Attualità

Tre proposte per rendere gli stabilimenti balneari più accoglienti per i bambini

Aree gioco all'ombra, dispenser gratuiti di crema solare e mezze porzioni nel menu: le idee del pediatra Farnetani, ideatore delle Bandiere verdi

Come rendere le spiagge sempre più a misura di bambini? Tre proposte arrivano dal pediatra Italo Farnetani, ideatore e coordinatore delle Bandiere verdi, con cui ogni anno vengono insignite le località balneari adatte alle famiglie selezionate dai pediatri. Le proposte di Farnetani propongono di migliorare sicurezza, salute e qualità dei servizi destinati ai piccoli bagnanti: aree gioco ombreggiate per contrastare le alte temperature estive, dispenser gratuiti di crema solare per prevenire scottature e ridurre il rischio di melanoma, mezze porzioni per i bambini per favorire una corretta alimentazione e limitare lo spreco alimentare.

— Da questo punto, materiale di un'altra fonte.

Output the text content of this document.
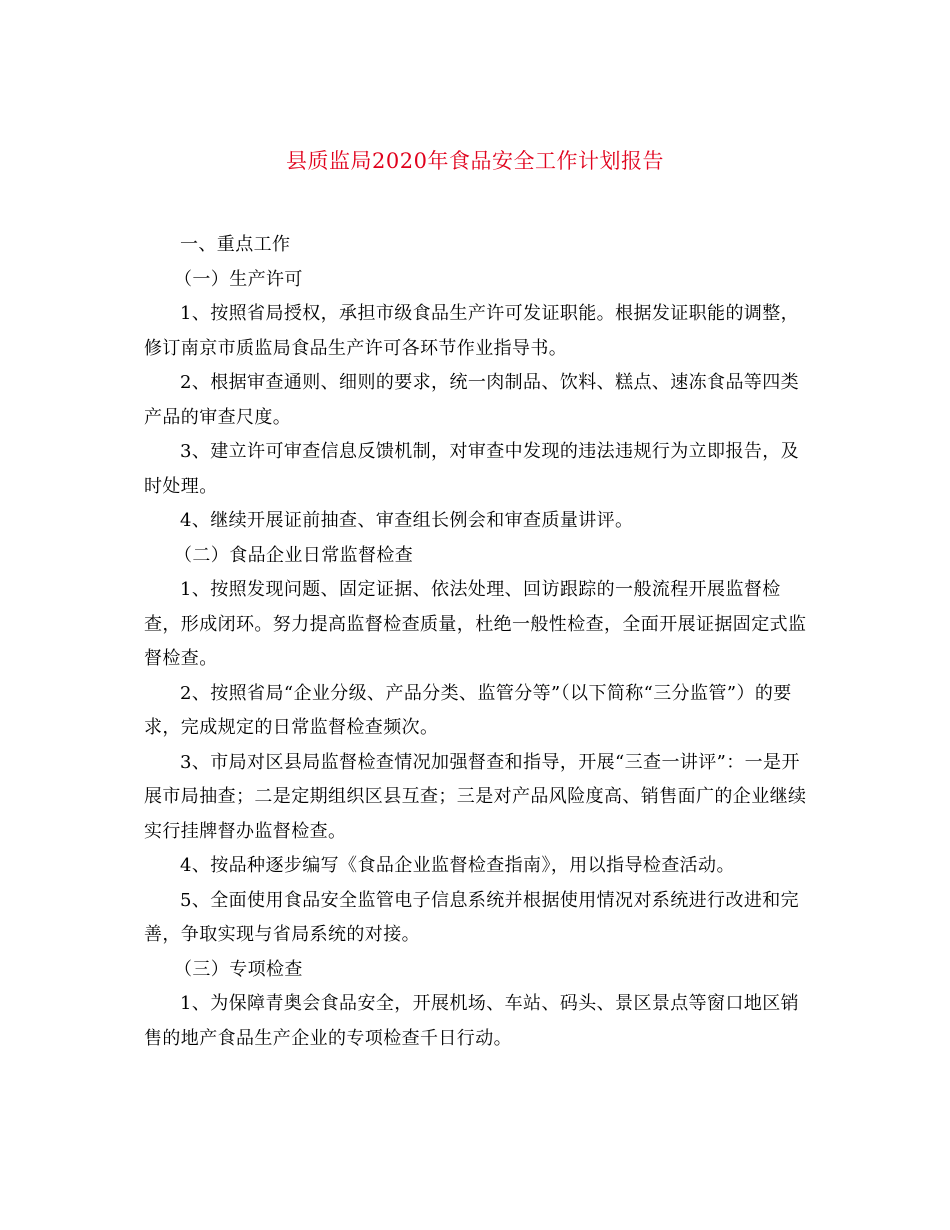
县质监局2020年食品安全工作计划报告

一、重点工作

（一）生产许可

1、按照省局授权，承担市级食品生产许可发证职能。根据发证职能的调整，修订南京市质监局食品生产许可各环节作业指导书。

2、根据审查通则、细则的要求，统一肉制品、饮料、糕点、速冻食品等四类产品的审查尺度。

3、建立许可审查信息反馈机制，对审查中发现的违法违规行为立即报告，及时处理。

4、继续开展证前抽查、审查组长例会和审查质量讲评。

（二）食品企业日常监督检查

1、按照发现问题、固定证据、依法处理、回访跟踪的一般流程开展监督检查，形成闭环。努力提高监督检查质量，杜绝一般性检查，全面开展证据固定式监督检查。

2、按照省局“企业分级、产品分类、监管分等”（以下简称“三分监管”）的要求，完成规定的日常监督检查频次。

3、市局对区县局监督检查情况加强督查和指导，开展“三查一讲评”：一是开展市局抽查；二是定期组织区县互查；三是对产品风险度高、销售面广的企业继续实行挂牌督办监督检查。

4、按品种逐步编写《食品企业监督检查指南》，用以指导检查活动。

5、全面使用食品安全监管电子信息系统并根据使用情况对系统进行改进和完善，争取实现与省局系统的对接。

（三）专项检查

1、为保障青奥会食品安全，开展机场、车站、码头、景区景点等窗口地区销售的地产食品生产企业的专项检查千日行动。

La ricetta è stata presentata in occasione della consegna ufficiale delle Bandiere verdi 2026 ai sindaci dei 153 comuni italiani che hanno ottenuto il riconoscimento, che si è tenuta lo scorso sabato 11 luglio in Molise, a Termoli (Campobasso). La cerimonia è stata ospitata nella sala consiliare del Municipio di Termoli, alla presenza del sindaco Nicola Antonio Balice, dell’assessore all’ambiente Silvana Ciciola e di autorità cittadine.

Nel corso dell’incontro Farnetani ha indicato i tre obiettivi strategici. L’ombreggiamento delle aree gioco, evidenzia il professore di Pediatria, è “una misura contro il caldo estremo”, un problema sempre più sentito per effetto del cambiamento climatico. “Il primo obiettivo riguarda l’adeguamento delle aree gioco alle nuove condizioni climatiche. Le temperature elevate che caratterizzano ormai l’estate italiana rendono spesso inutilizzabili scivoli, altalene e strutture ludiche, che diventano incandescenti e pericolose”. Farnetani propone che ogni stabilimento balneare realizzi una struttura ombreggiante – anche “semplice, come una tenda o un grande ombrellone” – sopra l’area giochi, così da permettere ai bambini di utilizzarla anche nelle ore più calde. Si tratta anche di un modo per “stare per un po’ di tempo all’ombra e abbassare la temperatura corporea, allo stesso tempo divertendosi, evitando così imposizioni spesso non accettate volentieri”. Per favorire l’adozione di questa misura, Farnetani lancia un appello alle istituzioni regionali e nazionali che “potrebbero attuare agevolazioni fiscali dedicate agli operatori che effettuano interventi di ombreggiamento, riconoscendo il valore sociale e sanitario della prevenzione del colpo di calore e delle ustioni da contatto”.

Il secondo punto della proposta riguarda i dispenser di crema solare gratuita, per “la prevenzione dei danni da esposizione solare”. Farnetani invita gli stabilimenti balneari a “installare dispenser di crema protettiva da mettere gratuitamente a disposizione dei clienti. La misura – sottolinea il pediatra – “ha una forte valenza sanitaria: le scottature, soprattutto in bambini e adolescenti, rappresentano un fattore di rischio significativo per lo sviluppo del melanoma nel corso della vita. Ridurre gli episodi di ustione solare in età pediatrica significa diminuire il rischio oncologico futuro”.

Infine un consiglio per l’estate a tavola. Farnetani ribadisce la sua posizione scientifica: “I bambini devono poter mangiare le stesse pietanze dei genitori, evitando i cosiddetti ‘menu bambini’, spesso nutrizionalmente squilibrati. Per questo suggerisce che negli stabilimenti balneari si prevedano mezze porzioni, calibrate sulle reali necessità dei più piccoli. La misura ha un duplice vantaggio: garantisce un’alimentazione più corretta e contribuisce a ridurre lo spreco alimentare, tema sempre più rilevante nella gestione sostenibile delle attività turistiche”.